Adversarial Intensity Analysis
Increasing adversarial scenario intensity leads to steeper logic drops (e.g., LogisticsDelivery: 84.0→54.5), higher JSON formatting failure, and wider score variance between models (discriminative filter effect). However, conversational scores remain stable — agents maintain polite, de-escalating language (“Empathy Resilience”) despite breakdowns in actual SOP policy reasoning.
Subdimension Correlation and Model Profiling
Regression analysis across chat quality subdimensions evidences strong linearity (R2>0.9) — validating SAGE’s composite scoring. Residual analysis pinpoints model idiosyncrasies: some (e.g., Doubao-Seed-1.8, DeepSeek-R1) display anomalously high linguistic scores but underperform on instruction adherence, indicative of alignment deficiencies not apparent via aggregate scores.
Practical Impact, Limitations, and Future Directions
SAGE’s design has direct industrial applicability: the modular scenario extension mechanism supports rapid deployment to new domains, and automated data synthesis enables dynamic, high-fidelity dialogue corpora generation for fine-tuning or safety validation.
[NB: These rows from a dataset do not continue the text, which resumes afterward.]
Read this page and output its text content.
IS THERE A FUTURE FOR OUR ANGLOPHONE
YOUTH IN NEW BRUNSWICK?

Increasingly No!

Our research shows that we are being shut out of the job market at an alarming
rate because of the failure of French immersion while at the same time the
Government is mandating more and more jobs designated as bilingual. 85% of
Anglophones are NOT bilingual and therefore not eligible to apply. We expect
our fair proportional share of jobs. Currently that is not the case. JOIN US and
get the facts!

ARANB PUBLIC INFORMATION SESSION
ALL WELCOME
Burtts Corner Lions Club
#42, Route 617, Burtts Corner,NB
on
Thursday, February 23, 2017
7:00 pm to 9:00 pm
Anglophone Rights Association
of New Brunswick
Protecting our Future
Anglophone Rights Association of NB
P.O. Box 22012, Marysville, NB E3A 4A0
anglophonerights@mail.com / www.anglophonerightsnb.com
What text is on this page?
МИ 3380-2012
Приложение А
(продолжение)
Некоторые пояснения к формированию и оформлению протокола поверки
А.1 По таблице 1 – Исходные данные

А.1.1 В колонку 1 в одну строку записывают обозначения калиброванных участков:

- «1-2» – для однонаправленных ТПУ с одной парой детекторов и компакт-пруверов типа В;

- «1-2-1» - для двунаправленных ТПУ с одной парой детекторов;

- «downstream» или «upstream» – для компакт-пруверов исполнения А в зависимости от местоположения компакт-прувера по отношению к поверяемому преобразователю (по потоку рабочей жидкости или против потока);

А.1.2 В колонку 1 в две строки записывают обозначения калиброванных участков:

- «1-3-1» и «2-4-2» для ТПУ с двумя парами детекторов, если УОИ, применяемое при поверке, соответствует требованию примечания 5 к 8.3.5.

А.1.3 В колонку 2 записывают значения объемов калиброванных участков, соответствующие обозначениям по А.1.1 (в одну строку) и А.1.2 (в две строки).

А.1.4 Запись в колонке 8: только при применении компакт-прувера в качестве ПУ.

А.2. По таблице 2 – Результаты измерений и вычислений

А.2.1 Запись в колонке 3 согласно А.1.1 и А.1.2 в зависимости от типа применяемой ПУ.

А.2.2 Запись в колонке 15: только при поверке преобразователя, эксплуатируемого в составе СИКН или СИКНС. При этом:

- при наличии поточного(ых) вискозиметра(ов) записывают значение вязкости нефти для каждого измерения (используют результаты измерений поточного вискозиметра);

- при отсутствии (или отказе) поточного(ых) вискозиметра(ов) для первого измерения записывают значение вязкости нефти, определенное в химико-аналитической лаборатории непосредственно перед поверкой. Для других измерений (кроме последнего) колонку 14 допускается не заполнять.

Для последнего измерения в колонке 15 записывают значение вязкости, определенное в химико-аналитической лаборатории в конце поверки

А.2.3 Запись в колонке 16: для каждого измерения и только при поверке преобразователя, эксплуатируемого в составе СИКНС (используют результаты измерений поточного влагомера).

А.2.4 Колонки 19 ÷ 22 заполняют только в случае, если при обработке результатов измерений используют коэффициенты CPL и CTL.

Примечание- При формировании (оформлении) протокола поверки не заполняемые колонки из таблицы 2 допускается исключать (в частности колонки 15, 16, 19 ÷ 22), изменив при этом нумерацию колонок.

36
The multi-agent, ensemble-judge protocol provides a more objective, bias-resilient assessment than single-model LLM-judge frameworks.
Practically, SAGE enables:
- Reliable agentic capability comparison across diverse, high-complexity real-world scenarios.
- Fine-grained diagnostics of procedural, instruction-following, and rhetorical (chat) strengths/weaknesses.
- Stress-testing of context retention and adversarial resilience, informing both deployment and research prioritization.
Theoretically, the “Execution Gap” phenomenon formalized by SAGE will likely inform future work on hybrid policy architectures able to bridge intent classification and conditional action planning. As LLM architectures evolve toward longer context and explicit reasoning modules, SAGE’s dual-axis, multi-turn, adversarially-tunable setup will serve as a critical empirical reference.
Future extensions encompass: supporting nested graph structures (for recursive workflows), multimodal inputs/outputs, and fine-grained real-time error annotation for RL-finetuning and alignment.
Conclusion
SAGE advances the methodological rigor of LLM service agent evaluation by unifying dynamic procedural logic modeling, robust dual-axis (logic/chat) metrication, and scalable scenario extension in a single framework. Extensive results elucidate current model strengths, critical pathologies (particularly the logic-action execution gap), and the intricate dissociation between conversational fluency and true SOP adherence under complex, adversarially-tuned customer service conditions. The SAGE framework establishes both a practical industry benchmark and a fertile platform for future agentic reasoning research.